He would be 98 years old if he were alive today. And if passion alone stirred the veins, he still would.
At the age of 14, he left school and his father left home, conscription being another tumult of family life in 1940 France. He was a boy shaped by war, determined to find the joy in life beyond winners, losers and conflict. He would find his mission in food, though his choices suggest he never forgot the glory of winning.
Paul Bocuse was born in Lyon in 1926. The room in which he was born, was the room in which he slept throughout his adult life, despite having the means to live in palaces and the connections to commune with kings. He would die in that same room, at the age of 91.

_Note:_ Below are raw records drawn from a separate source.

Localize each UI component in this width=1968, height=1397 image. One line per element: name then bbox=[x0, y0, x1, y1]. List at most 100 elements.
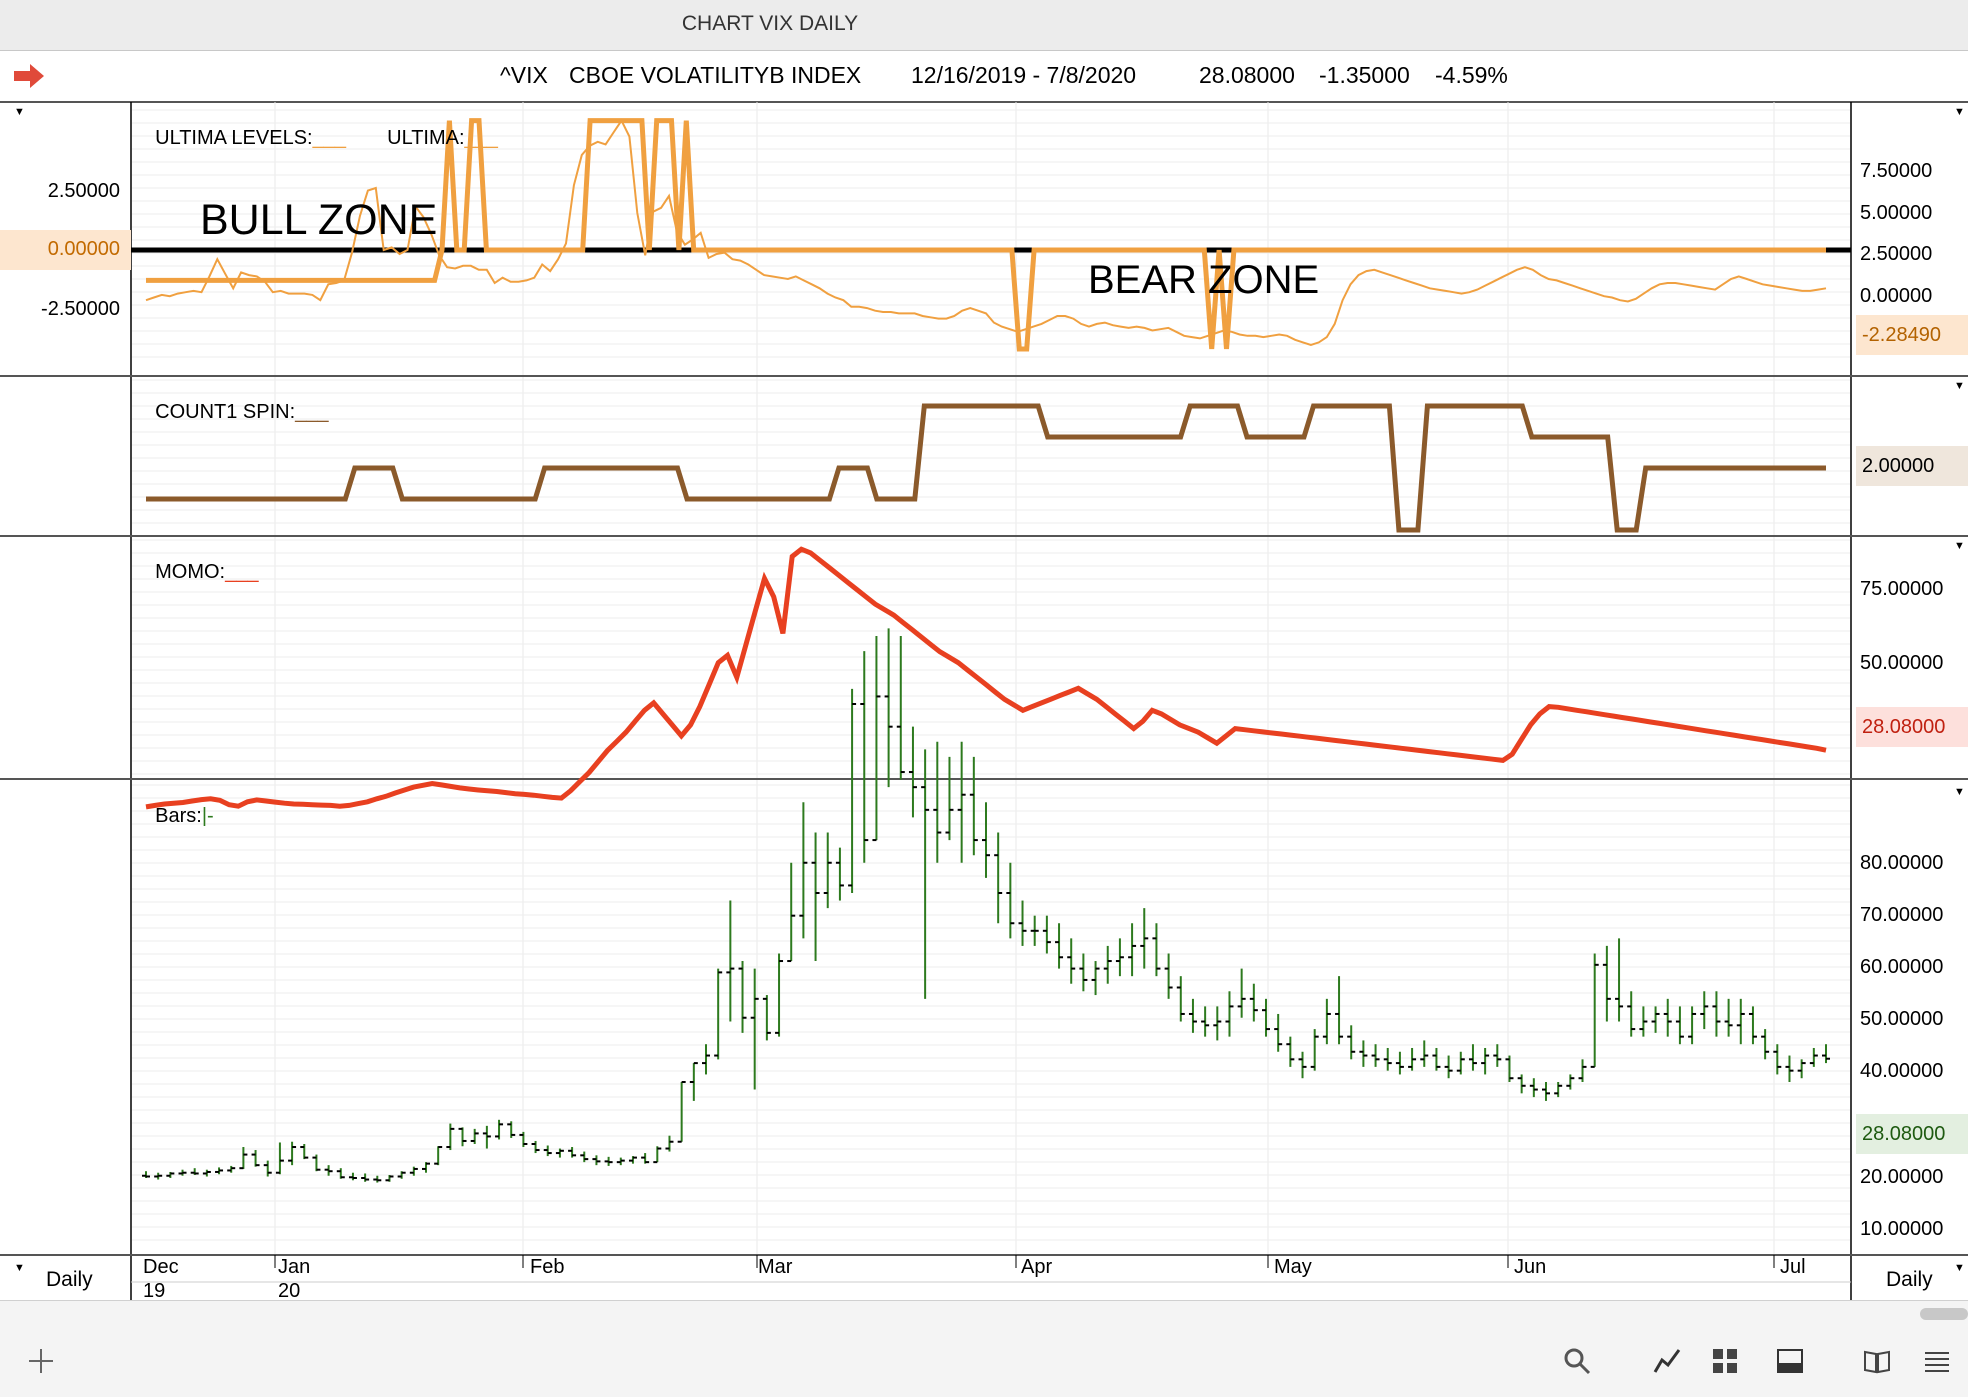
ohlc-bar bbox=[1688, 1006, 1697, 1045]
ohlc-bar bbox=[215, 1167, 224, 1175]
window-titlebar: CHART VIX DAILY bbox=[0, 0, 1968, 51]
price-change: -1.35000 bbox=[1319, 62, 1410, 88]
ohlc-bar bbox=[1809, 1047, 1818, 1067]
ohlc-bar bbox=[677, 1081, 686, 1143]
period-left[interactable]: Daily bbox=[46, 1268, 93, 1291]
ohlc-bar bbox=[1395, 1051, 1404, 1075]
ohlc-bar bbox=[689, 1062, 698, 1101]
period-menu-icon[interactable]: ▼ bbox=[1954, 1262, 1965, 1274]
period-right[interactable]: Daily bbox=[1886, 1268, 1933, 1291]
ohlc-bar bbox=[835, 847, 844, 901]
ohlc-bar bbox=[969, 756, 978, 856]
panel-menu-icon[interactable]: ▼ bbox=[1954, 786, 1965, 798]
bear-zone-label: BEAR ZONE bbox=[1088, 258, 1320, 302]
ohlc-bar bbox=[884, 628, 893, 788]
ohlc-bar bbox=[348, 1172, 357, 1181]
ohlc-bar bbox=[921, 749, 930, 999]
ohlc-bar bbox=[1748, 1006, 1757, 1045]
ohlc-bar bbox=[860, 651, 869, 863]
ohlc-bar bbox=[312, 1154, 321, 1172]
chart-area[interactable] bbox=[0, 102, 1968, 1300]
period-menu-icon[interactable]: ▼ bbox=[14, 1262, 25, 1274]
ohlc-bar bbox=[336, 1168, 345, 1179]
ohlc-bar bbox=[1529, 1078, 1538, 1098]
menu-icon[interactable] bbox=[1922, 1346, 1952, 1376]
panel-menu-icon[interactable]: ▼ bbox=[14, 106, 25, 118]
ultima-left-tick: 2.50000 bbox=[47, 180, 120, 202]
ohlc-bar bbox=[1773, 1044, 1782, 1075]
date-range: 12/16/2019 - 7/8/2020 bbox=[911, 62, 1137, 88]
search-icon[interactable] bbox=[1562, 1346, 1592, 1376]
ohlc-bar bbox=[275, 1142, 284, 1175]
ultima-series bbox=[145, 118, 1827, 347]
ohlc-bar bbox=[750, 968, 759, 1090]
x-year-label: 19 bbox=[143, 1280, 166, 1302]
momo-current-tag: 28.08000 bbox=[1856, 707, 1968, 747]
ohlc-bar bbox=[1712, 991, 1721, 1037]
ohlc-bar bbox=[823, 832, 832, 909]
ohlc-bar bbox=[872, 635, 881, 842]
ohlc-bar bbox=[470, 1128, 479, 1144]
ohlc-bar bbox=[982, 802, 990, 878]
ohlc-bar bbox=[1456, 1051, 1465, 1075]
bars-title: Bars:|- bbox=[155, 805, 214, 827]
ohlc-bar bbox=[385, 1174, 394, 1182]
ohlc-bar bbox=[1663, 998, 1672, 1037]
x-month-label: Apr bbox=[1021, 1256, 1053, 1278]
chart-line-icon[interactable] bbox=[1652, 1346, 1682, 1376]
ohlc-bar bbox=[896, 635, 905, 780]
ohlc-bar bbox=[1675, 1006, 1684, 1045]
ohlc-bar bbox=[1140, 908, 1149, 969]
x-month-label: May bbox=[1274, 1256, 1312, 1278]
panel-menu-icon[interactable]: ▼ bbox=[1954, 380, 1965, 392]
ohlc-bar bbox=[1566, 1074, 1575, 1090]
ohlc-bar bbox=[263, 1160, 272, 1177]
bottom-toolbar bbox=[0, 1300, 1968, 1397]
x-month-label: Jan bbox=[278, 1256, 311, 1278]
arrow-right-icon[interactable] bbox=[14, 64, 44, 88]
ohlc-bar bbox=[288, 1141, 297, 1166]
instrument-name: CBOE VOLATILITYB INDEX bbox=[569, 62, 862, 88]
ohlc-bar bbox=[1785, 1055, 1794, 1082]
ohlc-bar bbox=[1249, 983, 1258, 1022]
ohlc-bar bbox=[1408, 1047, 1417, 1071]
momo-right-tick: 50.00000 bbox=[1860, 652, 1944, 674]
bars-current-tag: 28.08000 bbox=[1856, 1114, 1968, 1154]
count1-spin-series bbox=[146, 403, 1826, 533]
ohlc-bar bbox=[373, 1175, 382, 1183]
ohlc-bar bbox=[1590, 953, 1599, 1068]
count1-spin-line bbox=[146, 403, 1826, 533]
horizontal-scrollbar[interactable] bbox=[1920, 1308, 1968, 1320]
ohlc-bar bbox=[1371, 1044, 1380, 1067]
ultima-levels-series bbox=[146, 118, 1826, 352]
book-icon[interactable] bbox=[1862, 1346, 1892, 1376]
ohlc-bar bbox=[1201, 1006, 1210, 1037]
ohlc-bar bbox=[848, 688, 857, 893]
ultima-zero-tag bbox=[0, 230, 131, 270]
ohlc-bar bbox=[1176, 976, 1185, 1022]
ohlc-bar bbox=[507, 1121, 516, 1138]
ohlc-bar bbox=[1310, 1029, 1319, 1071]
ohlc-bar bbox=[665, 1135, 674, 1152]
panel-menu-icon[interactable]: ▼ bbox=[1954, 106, 1965, 118]
ohlc-bar bbox=[166, 1171, 175, 1179]
panel-menu-icon[interactable]: ▼ bbox=[1954, 540, 1965, 552]
bars-right-tick: 80.00000 bbox=[1860, 852, 1944, 874]
grid-layout-icon[interactable] bbox=[1710, 1346, 1740, 1376]
add-icon[interactable] bbox=[26, 1346, 56, 1376]
panel-layout-icon[interactable] bbox=[1775, 1346, 1805, 1376]
ohlc-bar bbox=[1274, 1013, 1283, 1052]
ohlc-bar bbox=[1103, 945, 1112, 984]
bars-right-tick: 70.00000 bbox=[1860, 904, 1944, 926]
ohlc-bar bbox=[1481, 1047, 1490, 1075]
ohlc-bar bbox=[1286, 1036, 1295, 1067]
ultima-right-tick: 5.00000 bbox=[1860, 202, 1933, 224]
ohlc-bar bbox=[738, 961, 747, 1033]
ohlc-bar bbox=[592, 1155, 601, 1166]
ohlc-bar bbox=[1517, 1074, 1526, 1094]
ohlc-bar bbox=[1018, 900, 1027, 946]
ohlc-bar bbox=[641, 1153, 650, 1164]
ohlc-bar bbox=[300, 1143, 309, 1160]
ohlc-bar bbox=[702, 1044, 710, 1075]
ohlc-bar bbox=[1761, 1029, 1770, 1060]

A person who enters and departs the world within the same four walls is a person deserving of attention. One does not die in one’s maternity suite by chance.
‘What should I do in Lyon?’ , I asked Chloé, a young Parisienne, born with light in her eyes. We were hiking the same route in south central France, walking through the same fields growing delectable ingredients, and now around the same table, sharing the simple homemade cooking of our ‘gîte d’étape’ hostess.
‘Bocuse’, she said immediately. ‘You must dine at a Bocuse restaurant. Each one has its own cuisine, so you can choose, and you’ll have more than one experience if you wish’.
At the age of 18, Paul Bocuse was drafted to the army, spending time in Germany and Italy, before being injured in Alsace, and finally demobilised in Paris in 1945.
This was a key moment in his life – in which a man can go to seed, reinvent himself, or dig into his essence.
«Truant ou honnête », as he said. Them be the choices.
The end of war became the beginning of self – and he chose learning, stimulus and innovation, within the family domain of food.
Reading the word ‘Bocuse’, my anglophone eyes autocorrect to ‘Because’.
And this is the theme in my head as I arrive to L’Est, a Bocuse Brasserie in Lyon’s 6th District, set in an old train station with the theme of gastronomic exploration. What is it about this man that makes him so revered by generations in France?
Bocuse is famous for elevating the status of the chef, for venerating the role of ingredients (whether procured by farming or poaching), and for his essential insight that the dining experience is way more than what’s on the plate. Pleasure is derived from the detail, he believed, including how clean your waiter’s shirt might be, and how fresh your table’s flower.
Although my food in L’Est was simply wonderful – fresh, in season, sensorial, generous, beautiful – it is something beyond that which strikes me most.
I began to notice that every waiter looked me straight in the eye. Every person I interacted with, and there were perhaps five or six, not just found my eyes, but smiled from the eyes.
Paul Bocuse, a natural storyteller, recounts meeting a German diner in his Lyon restaurant in the 80s. Part of the establishment’s decor featured a photo of a destroyed bridge, one of the city’s remnants of war.
His guest timidly called him over to share an act of contrition, pointing to the wall-hanging… ‘When I was 18 years old, Monsieur Bocuse, I was part of the bombing raid which destroyed your bridge’.
They smiled, shook hands and took a photo together, in full bonhomie. Indeed, Bocuse invited the German to return for a second mission, on the basis that the bridge had been gloriously reconstructed, and was back doing an outrageously good job.
Every nation nurtures characters who, forged through its sorrows, embody its essential joy.
In 2011, Bocuse was awarded the title of ‘Chef of the Century’ by his peers, and is considered the father of gastronomy by the French people.
Perhaps the ‘because’ in ‘Bocuse’ is more philosophical than gastronomical. Stripped to the core, his big idea was this: serving people lies at the centre of dining, because great food flows in the presence of high intent.